His father ran a dairy business reselling milk and other dairy products. Thiru started off his work life selling milk door to door on foot at the age of 15. Due to his illness and not being an astute businessman his father could not keep the business going. This saw his family struggling to make ends meet.

On completing his schooling he joined a dry cleaning company managing the day to day operations and working there for 18 years. During the last few years in the company he started a small business  in partnership with a few friends and family members making envelopes and other office stationery. This business did not go too far with the partners disagreeing and falling into loses. With the urge to do something on his own he then started a laundry business at home while still working at the dry cleaners. Though not financially sound he managed to get the business off the ground by getting a loan from a bank. He bought all the machinery and even employed two people to help him run the place. He managed to get a few contracts to begin with and the going was good. However this business too did not last too long. Owing to unreliable employees and the fact that the clothes started getting stolen, he had to shut the business within a years time of starting it.
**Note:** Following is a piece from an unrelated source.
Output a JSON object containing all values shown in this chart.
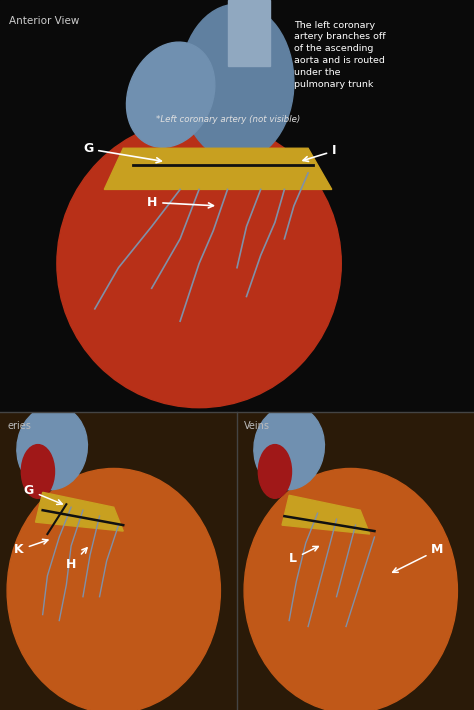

At around the same time he left his job at the dry cleaners due to the meagre salary with which he was not able to support his new family. He got a final settlement of RS 12000/-. With this and his savings of about Rs 70000/- he again went about thinking of various businesses to start.

He had to decide between a flour mill, a rice shop and a petty shop. He choose the  petty shop and opened it selling items like newspapers, magazines, cigarettes, sweets, biscuits and other items.  In order to cut corners and get the best value for money he always bought everything wholesale. To get that extra margin he went around to do the wholesale shopping on his bicycle rather than a bike thus saving on the fuel cost. He had run the shop for about 12 years when suffered a heart attack and had to shut the business for a whole year. He reopened the business but is not able to manage it single handedly as before. His hardships continue but he tries to ignore them exuding optimism for the future. He dreams of the day when he will own his own eatery serving cheap and honest food to the common man.